This study empirically validated that the proposed space feasibility assessment process can effectively support non-expert users in making spatial planning decisions during the early design phase. The proposed process is centered on the Space FeAsibility aSsessment (SFAS) system, which automatically generates a BIM model from a user-provided schematic floor sketch and enables furniture layout and cost estimation in a virtual reality (VR) environment. Through the SFAS system, users can directly experience multiple alternatives and immediately examine each option’s space utility, performance, and cost.
The effectiveness of the proposed process was evaluated using the Charrette evaluation method with six participants. Each participant performed space feasibility assessments using both a manual process and the SFAS system-supported process. Comparative analysis was conducted in terms of speed, accuracy, and usability.

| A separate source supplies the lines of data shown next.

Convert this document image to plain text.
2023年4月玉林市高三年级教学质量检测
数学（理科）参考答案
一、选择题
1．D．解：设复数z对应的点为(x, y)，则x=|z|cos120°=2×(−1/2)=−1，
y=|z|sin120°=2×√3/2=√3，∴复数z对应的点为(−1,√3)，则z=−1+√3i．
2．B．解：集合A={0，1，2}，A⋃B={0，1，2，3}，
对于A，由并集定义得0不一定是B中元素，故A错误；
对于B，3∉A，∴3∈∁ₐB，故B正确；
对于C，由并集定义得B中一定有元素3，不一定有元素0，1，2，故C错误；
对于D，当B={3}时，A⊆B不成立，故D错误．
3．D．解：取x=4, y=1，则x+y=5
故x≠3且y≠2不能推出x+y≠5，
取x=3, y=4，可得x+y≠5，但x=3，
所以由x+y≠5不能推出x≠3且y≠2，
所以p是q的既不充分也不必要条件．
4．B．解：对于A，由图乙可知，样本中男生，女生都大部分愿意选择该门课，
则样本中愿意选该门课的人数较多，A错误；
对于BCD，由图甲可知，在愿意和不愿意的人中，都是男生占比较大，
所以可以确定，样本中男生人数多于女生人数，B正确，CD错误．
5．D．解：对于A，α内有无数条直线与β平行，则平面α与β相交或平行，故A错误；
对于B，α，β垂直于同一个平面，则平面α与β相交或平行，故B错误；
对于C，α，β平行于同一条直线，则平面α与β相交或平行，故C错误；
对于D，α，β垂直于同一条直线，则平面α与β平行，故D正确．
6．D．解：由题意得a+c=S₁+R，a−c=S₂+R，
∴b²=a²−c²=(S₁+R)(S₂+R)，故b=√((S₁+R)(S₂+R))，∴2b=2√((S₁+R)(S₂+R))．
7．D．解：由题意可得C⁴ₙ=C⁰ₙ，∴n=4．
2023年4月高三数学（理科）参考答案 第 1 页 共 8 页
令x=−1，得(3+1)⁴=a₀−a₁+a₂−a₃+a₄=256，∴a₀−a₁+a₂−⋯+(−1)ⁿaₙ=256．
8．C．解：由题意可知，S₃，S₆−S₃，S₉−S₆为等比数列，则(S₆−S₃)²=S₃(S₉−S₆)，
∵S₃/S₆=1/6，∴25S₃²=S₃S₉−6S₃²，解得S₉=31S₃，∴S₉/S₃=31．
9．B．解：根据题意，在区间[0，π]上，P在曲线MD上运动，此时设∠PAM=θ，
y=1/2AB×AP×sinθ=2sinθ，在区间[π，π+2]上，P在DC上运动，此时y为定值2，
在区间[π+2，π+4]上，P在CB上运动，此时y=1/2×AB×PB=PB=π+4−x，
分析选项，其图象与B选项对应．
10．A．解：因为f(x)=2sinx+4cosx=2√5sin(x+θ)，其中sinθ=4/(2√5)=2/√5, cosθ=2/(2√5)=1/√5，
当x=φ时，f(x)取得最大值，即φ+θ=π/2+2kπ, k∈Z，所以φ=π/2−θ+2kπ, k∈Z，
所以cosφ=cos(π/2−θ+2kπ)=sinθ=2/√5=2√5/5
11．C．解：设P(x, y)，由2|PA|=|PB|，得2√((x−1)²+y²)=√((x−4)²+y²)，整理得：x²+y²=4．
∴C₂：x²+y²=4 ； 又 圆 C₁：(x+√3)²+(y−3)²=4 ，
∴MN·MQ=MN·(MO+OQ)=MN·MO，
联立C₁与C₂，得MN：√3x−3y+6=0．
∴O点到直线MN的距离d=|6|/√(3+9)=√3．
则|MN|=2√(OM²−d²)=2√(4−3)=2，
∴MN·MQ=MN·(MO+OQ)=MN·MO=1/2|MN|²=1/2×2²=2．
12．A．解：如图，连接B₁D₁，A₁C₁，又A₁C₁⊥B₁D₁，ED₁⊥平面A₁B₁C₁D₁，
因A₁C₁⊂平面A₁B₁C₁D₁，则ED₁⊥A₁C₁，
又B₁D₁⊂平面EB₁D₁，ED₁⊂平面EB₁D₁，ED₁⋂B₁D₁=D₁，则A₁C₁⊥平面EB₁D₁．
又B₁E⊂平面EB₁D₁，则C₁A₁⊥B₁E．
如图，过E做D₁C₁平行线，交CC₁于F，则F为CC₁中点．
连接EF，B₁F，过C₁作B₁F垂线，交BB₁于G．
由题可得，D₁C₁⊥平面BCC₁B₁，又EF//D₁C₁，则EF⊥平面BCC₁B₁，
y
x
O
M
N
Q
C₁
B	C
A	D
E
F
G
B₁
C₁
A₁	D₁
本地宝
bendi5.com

The SFAS system-supported process outperformed the manual process in both quantitative evaluations (showing higher speed and accuracy) and qualitative evaluations (demonstrating greater usability) These findings indicate that the SFAS system holds potential as a tool to support decision-making by non-expert users in architectural design. Building on this empirical basis, the following sections articulate the distinguishing characteristics of the conventional (manual) process relative to the SFAS system-supported process.

5.1. The SFAS System Is Usable for Space Feasibility Evaluation

Participants successfully conducted space feasibility evaluation using the SFAS system, and the system’s functions were generally easy to learn and use. In addition, the SFAS system-supported process appears to correspond directly to core activities in early-stage design. For example, the activity of translating user spatial needs into an architectural representation aligns with generating a VR-based 3D model from the sketched data. Likewise, activities such as reviewing spatial configurations and reviewing costs correspond to SFAS system’s qualitative and quantitative evaluation, respectively.

5.2. The SFAS System-Supported Process May Be Faster and More Accurate

For cost estimation of the generated spaces, the SFAS system-supported process was faster and more accurate than the baseline. The SFAS system reduces errors arising from manual measurement and calculation, and its advantage is expected to increase as spatial complexity and the number of architectural objects grow. Despite their non-expert status and limited familiarity with cost estimation, participants completed accurate and timely evaluations when supported by the SFAS system.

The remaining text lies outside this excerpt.